T-cells were collected from 128 HIV-negative persons (representing the variety of MDR1 alleles in that population). The cells were infected with a laboratory strain of HIV and then characterized for permissiveness to infection. When the MDR1 alleles of the donors were correlated with the results of the permissiveness assay, no association was evident between P-gp levels and a cell's susceptibility to HIV infection. But given that such contributory associations are typically small, will these negative results settle the matter? Or does the fact that multiple reports have come up with multiple conclusions signal that something about the field is not ready for prime time? The stakes are likely to be high.
But even mild toxicity can impact efficacy if intolerability leads to discontinuation or missed doses. It would be helpful to know before a drug is prescribed, who is at risk for having unpleasant reactions and who can be predicted to have only benign side effects. One talk at the conference showed that African-Americans may have higher blood levels of efavirenz than European-Americans. But does that translate into better virologic response or does it mean more dropouts due to CNS toxicity? Additional study is required. Ritonavir-boosted protease inhibitors have become standard-of-care, yet ritonavir elevates triglycerides and cholesterol for too many who take it. Individuals with the apoE gene, found in 27 percent of the population, are likely to have elevated lipids at baseline or a higher risk for developing them. It may become useful to screen for that underlying propensity before initiating treatment.
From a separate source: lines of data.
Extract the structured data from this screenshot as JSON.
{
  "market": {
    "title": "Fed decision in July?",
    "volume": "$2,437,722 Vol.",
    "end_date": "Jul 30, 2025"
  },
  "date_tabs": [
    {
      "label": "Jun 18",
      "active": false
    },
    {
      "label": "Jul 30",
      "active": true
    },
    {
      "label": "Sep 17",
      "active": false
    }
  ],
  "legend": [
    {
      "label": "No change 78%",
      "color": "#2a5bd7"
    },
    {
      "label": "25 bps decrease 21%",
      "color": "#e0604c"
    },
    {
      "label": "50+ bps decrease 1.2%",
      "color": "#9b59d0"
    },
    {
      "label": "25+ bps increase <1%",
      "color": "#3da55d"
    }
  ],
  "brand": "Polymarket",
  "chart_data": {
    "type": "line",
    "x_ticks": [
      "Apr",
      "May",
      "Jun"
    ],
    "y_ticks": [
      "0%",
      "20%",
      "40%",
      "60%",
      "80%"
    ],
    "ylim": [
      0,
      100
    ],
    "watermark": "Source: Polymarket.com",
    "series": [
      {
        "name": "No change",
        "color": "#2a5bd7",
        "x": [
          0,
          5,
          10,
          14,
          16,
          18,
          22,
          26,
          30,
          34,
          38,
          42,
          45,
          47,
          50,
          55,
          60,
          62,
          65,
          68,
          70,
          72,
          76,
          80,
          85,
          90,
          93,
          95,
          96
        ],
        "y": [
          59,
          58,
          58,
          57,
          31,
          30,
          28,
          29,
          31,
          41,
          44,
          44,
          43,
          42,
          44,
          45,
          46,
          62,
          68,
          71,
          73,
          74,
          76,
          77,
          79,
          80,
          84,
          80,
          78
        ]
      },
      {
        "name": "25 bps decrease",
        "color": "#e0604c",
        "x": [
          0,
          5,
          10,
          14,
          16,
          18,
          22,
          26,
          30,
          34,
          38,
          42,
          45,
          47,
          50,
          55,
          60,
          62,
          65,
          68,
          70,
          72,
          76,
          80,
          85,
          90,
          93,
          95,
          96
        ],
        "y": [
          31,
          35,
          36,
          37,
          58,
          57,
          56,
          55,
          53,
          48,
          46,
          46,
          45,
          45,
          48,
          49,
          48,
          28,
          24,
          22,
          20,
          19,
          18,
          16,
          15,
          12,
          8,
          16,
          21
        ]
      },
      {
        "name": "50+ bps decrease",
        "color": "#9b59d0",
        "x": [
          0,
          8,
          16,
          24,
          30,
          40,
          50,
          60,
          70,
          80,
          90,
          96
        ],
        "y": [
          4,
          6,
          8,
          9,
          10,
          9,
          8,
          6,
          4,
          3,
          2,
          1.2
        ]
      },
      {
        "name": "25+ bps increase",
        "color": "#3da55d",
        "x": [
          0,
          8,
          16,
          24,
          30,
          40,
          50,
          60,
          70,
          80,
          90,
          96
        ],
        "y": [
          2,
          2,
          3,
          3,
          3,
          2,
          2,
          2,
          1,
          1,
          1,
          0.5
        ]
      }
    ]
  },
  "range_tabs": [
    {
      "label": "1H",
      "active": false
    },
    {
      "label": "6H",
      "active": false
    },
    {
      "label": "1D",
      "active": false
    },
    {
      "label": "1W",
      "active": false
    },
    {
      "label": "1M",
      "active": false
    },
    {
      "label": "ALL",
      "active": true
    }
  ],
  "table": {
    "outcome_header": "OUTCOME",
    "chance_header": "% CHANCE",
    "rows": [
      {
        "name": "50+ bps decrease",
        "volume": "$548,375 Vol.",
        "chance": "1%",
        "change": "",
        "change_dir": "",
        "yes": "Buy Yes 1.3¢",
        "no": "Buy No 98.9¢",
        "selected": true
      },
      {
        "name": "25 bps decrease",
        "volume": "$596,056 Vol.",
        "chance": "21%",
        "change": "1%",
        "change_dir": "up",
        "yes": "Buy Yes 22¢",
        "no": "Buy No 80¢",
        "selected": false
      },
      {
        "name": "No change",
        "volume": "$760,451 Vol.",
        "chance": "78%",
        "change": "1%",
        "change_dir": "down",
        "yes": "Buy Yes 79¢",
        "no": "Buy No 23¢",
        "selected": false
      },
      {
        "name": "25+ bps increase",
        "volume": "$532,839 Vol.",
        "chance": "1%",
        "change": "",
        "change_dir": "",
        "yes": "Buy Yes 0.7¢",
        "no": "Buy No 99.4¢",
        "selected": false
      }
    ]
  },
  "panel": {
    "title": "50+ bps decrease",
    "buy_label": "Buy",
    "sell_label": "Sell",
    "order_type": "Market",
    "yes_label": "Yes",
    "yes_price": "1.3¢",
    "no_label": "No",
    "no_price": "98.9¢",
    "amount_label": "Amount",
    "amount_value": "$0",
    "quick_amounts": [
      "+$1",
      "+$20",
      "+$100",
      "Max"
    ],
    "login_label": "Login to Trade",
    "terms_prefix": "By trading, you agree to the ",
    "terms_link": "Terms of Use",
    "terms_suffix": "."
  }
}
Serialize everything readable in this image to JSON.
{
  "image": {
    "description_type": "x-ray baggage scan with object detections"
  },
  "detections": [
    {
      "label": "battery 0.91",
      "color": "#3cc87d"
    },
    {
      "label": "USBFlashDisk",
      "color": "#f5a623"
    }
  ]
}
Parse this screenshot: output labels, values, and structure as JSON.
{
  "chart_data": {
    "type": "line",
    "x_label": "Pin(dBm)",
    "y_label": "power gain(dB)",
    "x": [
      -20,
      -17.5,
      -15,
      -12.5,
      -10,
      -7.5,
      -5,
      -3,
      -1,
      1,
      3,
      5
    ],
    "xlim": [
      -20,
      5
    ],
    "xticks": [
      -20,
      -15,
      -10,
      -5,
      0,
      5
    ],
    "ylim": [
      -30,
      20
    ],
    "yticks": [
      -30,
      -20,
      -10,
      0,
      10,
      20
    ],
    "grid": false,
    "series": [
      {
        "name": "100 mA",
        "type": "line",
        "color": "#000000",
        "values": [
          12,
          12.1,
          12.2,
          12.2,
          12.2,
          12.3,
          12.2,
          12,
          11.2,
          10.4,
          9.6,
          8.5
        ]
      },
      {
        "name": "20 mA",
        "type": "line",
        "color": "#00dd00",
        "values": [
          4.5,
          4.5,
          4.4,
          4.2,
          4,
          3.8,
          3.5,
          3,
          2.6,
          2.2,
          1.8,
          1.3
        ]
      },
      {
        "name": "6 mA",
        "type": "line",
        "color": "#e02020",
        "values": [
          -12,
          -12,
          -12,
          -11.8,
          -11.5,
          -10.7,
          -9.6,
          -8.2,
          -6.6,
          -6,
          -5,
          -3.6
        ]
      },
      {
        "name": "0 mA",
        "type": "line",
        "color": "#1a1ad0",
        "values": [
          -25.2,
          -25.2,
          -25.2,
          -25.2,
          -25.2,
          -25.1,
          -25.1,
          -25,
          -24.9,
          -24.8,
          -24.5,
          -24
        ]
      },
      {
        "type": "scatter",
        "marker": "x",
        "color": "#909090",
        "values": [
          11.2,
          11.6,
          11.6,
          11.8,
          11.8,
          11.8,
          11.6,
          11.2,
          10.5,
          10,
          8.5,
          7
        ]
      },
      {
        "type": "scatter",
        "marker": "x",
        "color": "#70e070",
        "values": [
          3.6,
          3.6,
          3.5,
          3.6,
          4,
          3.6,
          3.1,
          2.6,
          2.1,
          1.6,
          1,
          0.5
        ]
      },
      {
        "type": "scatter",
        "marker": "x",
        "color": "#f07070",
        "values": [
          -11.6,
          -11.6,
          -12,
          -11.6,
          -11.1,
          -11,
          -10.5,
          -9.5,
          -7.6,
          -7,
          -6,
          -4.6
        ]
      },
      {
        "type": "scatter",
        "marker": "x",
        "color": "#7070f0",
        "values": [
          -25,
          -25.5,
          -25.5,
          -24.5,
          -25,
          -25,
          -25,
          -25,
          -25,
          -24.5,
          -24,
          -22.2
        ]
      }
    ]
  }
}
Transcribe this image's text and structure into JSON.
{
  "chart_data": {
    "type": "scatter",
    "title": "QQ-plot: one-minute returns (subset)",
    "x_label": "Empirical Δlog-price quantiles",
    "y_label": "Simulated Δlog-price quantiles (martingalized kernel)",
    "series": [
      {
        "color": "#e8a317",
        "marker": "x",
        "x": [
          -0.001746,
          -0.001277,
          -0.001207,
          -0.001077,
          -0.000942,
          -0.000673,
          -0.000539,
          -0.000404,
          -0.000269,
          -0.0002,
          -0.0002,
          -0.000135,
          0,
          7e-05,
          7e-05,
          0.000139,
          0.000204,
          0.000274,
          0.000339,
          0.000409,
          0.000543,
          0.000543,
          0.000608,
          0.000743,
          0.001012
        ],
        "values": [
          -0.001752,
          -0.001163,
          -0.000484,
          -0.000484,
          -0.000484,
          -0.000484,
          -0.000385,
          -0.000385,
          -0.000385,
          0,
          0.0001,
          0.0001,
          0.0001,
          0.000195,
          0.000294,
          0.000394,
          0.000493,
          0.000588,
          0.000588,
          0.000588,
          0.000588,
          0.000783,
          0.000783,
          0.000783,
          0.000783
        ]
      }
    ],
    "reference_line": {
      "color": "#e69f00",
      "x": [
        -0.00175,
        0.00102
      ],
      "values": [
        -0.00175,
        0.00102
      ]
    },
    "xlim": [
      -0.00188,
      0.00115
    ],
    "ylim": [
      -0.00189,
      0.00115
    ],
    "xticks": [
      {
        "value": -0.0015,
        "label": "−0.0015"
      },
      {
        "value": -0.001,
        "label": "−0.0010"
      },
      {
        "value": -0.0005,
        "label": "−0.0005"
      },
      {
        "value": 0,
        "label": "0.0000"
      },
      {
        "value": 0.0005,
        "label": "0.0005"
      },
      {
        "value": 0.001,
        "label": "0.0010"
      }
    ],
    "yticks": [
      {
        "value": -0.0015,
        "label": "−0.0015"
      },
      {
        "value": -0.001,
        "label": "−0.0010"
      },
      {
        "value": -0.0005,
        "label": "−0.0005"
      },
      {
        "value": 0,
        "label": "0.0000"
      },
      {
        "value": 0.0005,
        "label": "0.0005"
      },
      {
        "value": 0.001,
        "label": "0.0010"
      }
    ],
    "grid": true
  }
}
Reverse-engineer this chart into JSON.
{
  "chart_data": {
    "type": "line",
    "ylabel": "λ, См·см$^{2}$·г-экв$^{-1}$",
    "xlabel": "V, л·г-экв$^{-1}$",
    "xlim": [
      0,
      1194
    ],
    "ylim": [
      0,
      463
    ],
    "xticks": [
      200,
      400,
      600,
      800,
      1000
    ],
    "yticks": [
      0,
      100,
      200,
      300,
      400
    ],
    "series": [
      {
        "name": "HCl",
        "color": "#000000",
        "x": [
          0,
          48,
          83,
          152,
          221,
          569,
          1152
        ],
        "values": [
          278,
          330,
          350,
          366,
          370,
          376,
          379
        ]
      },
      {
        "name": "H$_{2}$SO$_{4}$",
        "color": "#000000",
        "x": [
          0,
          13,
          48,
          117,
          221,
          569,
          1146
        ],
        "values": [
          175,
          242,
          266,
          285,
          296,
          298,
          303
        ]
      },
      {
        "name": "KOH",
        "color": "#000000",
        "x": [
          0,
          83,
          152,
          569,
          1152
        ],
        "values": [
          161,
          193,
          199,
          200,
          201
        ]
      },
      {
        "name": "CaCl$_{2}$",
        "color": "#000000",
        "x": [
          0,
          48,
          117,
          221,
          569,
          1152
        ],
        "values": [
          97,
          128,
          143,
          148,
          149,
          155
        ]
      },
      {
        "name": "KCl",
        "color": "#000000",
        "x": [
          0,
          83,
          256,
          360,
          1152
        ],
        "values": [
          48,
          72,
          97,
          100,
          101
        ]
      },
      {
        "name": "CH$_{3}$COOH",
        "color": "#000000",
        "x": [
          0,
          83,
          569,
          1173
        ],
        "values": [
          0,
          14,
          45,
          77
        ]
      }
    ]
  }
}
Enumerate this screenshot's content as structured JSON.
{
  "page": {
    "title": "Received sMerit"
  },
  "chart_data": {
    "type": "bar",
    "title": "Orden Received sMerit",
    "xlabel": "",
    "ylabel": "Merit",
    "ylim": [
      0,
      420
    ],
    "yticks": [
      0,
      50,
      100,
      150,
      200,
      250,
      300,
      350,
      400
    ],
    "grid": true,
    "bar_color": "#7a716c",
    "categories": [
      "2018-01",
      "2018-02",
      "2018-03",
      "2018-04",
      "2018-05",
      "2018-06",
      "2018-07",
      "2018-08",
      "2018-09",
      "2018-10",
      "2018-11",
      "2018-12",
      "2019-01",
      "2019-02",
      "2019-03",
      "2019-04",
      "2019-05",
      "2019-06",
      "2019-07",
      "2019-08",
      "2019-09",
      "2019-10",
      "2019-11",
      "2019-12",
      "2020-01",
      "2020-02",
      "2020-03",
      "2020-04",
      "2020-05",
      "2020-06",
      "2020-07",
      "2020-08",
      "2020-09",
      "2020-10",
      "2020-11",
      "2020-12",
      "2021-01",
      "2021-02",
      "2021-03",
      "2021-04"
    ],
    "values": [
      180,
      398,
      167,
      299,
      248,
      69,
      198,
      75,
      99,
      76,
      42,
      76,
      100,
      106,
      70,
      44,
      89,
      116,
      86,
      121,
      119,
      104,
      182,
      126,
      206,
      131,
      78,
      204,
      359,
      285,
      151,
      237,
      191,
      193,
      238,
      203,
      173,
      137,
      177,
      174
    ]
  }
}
All of this has caught the attention of the U.S. Food and Drug Administration (FDA), the body responsible for ensuring the safety of drugs in the U.S. In attempting to understand the potential for genetic screenings to make medicines safer, the FDA has asked the pharmaceutical industry to voluntarily provide information on the pharmacogenetics of their drugs and has promised not to be prejudiced by what they learn when it comes to regulatory decisions affecting the companies. Many in the industry are skeptical and worry that this new body of knowledge will slow drug approvals. Yet others see opportunity. By selecting out individuals likely to have adverse events or fail to benefit, clinical trials could become more focused and produce results sooner and with more information on the safe use of the drugs.
Before this can happen, Telenti says, more -- and better quality -- research must be done. In reviewing published reports of genetic associations, Telenti found that contradictions and equivocal findings are the rule; only 30 percent of them can be considered true. Since the strength of association of individual genes with complex traits tend to be weak, larger study samples, stronger statistical methods and more rigorous study designs are needed. He recommends building larger cohorts and research consortiums, including cohorts in the developing world, with appropriate ethical safeguards. Finally, laboratory scientists need to continue to uncover the biological secrets of genetic determinants so that clinical medicine can make the most of them.